As a Dave, I had to ask comedian/actor/writer/musician Bruce McCulloch if he's sick of journalists named Dave riffing in interviews off "The Daves I Know," the catchy, goofy ditty he wrote for cult Canadian sketch-comedy TV show The Kids in the Hall. "Not necessarily journalists... just maybe humans in general," he says with a laugh. "But at least somebody knows something about me."

Now 58, McCulloch has risen to serious heights in television and film through a razor-sharp instinct for the hilarious and the ridiculous. The Kids in the Hall put him on the cultural map in the late 1980s, and he's remained there ever since with stints writing for Saturday Night Live, roles in the movies Brain Candy and Super Troopers 2, two music LPs (Shame-Based Man and Drunk Baby Project), and a memoir, 2014's Let's Start a Riot: How a Young Drunk Punk Became a Hollywood Dad.

Now McCulloch is on the road with a new one-man show called Tales of Bravery and Stupidity. It will be part stand-up, part storytelling, some music, and what he calls "funnier observational stuff." Which begs the question, though: What's the stupidest thing McCulloch has done? "I've done a lot of stupid things," he admits. "The show is filled with them. But I don't tell of the time I went into Oprah Winfrey's dressing room and asked her to play a maid when I was at Saturday Night Live. I think that's one of the stupidest things I've done. And she had all these people from the NAACP with her, and they just all stared at me. I did a character called Cancer Boy and insisted it stay in our film [Brain Candy], which kind of killed the movie. That was pretty stupid, but it was also brave, right? Those are the kind of things I've been dining out on my entire life."

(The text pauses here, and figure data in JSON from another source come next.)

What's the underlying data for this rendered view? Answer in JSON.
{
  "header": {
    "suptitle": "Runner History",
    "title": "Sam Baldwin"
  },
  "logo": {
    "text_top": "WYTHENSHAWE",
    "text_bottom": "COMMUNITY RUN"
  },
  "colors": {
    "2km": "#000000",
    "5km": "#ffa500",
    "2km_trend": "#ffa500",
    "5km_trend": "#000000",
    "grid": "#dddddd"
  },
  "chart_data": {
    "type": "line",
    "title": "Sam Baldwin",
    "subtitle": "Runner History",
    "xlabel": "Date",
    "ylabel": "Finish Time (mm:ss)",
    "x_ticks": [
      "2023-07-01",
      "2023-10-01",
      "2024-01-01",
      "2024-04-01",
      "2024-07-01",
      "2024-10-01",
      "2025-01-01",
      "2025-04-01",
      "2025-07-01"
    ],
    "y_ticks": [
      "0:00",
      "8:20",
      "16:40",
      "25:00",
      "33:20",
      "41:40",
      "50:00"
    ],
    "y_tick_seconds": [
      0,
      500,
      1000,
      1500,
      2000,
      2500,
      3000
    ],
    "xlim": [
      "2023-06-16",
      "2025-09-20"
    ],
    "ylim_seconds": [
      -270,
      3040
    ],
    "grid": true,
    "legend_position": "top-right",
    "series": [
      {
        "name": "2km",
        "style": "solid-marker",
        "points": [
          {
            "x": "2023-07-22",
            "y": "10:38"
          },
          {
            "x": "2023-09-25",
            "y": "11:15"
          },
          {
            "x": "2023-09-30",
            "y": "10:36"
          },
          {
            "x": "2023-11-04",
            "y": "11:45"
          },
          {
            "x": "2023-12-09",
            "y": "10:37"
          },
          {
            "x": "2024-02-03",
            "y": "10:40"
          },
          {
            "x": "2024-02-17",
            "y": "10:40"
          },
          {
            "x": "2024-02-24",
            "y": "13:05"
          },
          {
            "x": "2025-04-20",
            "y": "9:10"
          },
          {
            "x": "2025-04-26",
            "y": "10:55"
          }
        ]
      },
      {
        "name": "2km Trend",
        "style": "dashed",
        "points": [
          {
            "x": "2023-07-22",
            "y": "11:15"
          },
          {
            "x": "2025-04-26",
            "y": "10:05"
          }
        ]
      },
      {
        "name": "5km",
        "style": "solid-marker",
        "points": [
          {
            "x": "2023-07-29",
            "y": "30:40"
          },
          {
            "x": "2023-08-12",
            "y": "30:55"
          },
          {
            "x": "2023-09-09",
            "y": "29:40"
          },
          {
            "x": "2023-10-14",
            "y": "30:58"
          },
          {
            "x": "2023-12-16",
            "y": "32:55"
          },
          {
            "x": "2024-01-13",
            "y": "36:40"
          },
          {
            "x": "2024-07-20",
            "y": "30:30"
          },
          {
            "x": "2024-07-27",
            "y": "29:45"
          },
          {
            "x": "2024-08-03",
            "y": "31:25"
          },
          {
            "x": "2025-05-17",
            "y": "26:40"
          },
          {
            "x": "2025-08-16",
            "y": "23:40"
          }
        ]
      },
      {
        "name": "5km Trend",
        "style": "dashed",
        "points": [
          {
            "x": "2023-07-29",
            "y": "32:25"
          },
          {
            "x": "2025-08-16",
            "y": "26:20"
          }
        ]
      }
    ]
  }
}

So then: What's the bravest thing he's done? "It's not brave in the classic sense of saving a heroine from a burning building, but brave in its ridiculousness," McCulloch says. "I always text my wife 'Allahu Akbar' before I take off on a plane, like the terrorists did. Just as our funny joke, right? And I got seen doing it by a WestJet attendant. I had to explain I was funny, and they weren't sure I was. That's not brave, but doing weird stuff, which I've been accused of in my life, just to create new material. I also throw myself into the middle of situations that I should never be in. That's part of the belly of the show."

McCulloch says that a key aspect of Tales of Bravery and Stupidity is humanism. "It's always been a part of my work, but people didn't see it when I was younger. Now as I'm getting older, I'm allowing it out more. It is my love for how frustrating and beautiful and stupid we all are. I'm obsessed with people's stories. I'm odd, but I think I'm a closet humanist."

What you won't find in McCulloch's act is parody, even though he admits there are many good examples of it. "It doesn't spring from your soul; it springs from 'I'm gonna change a word,' and now that's gonna be a parody. It's just my taste. I love the idea that you've never thought of."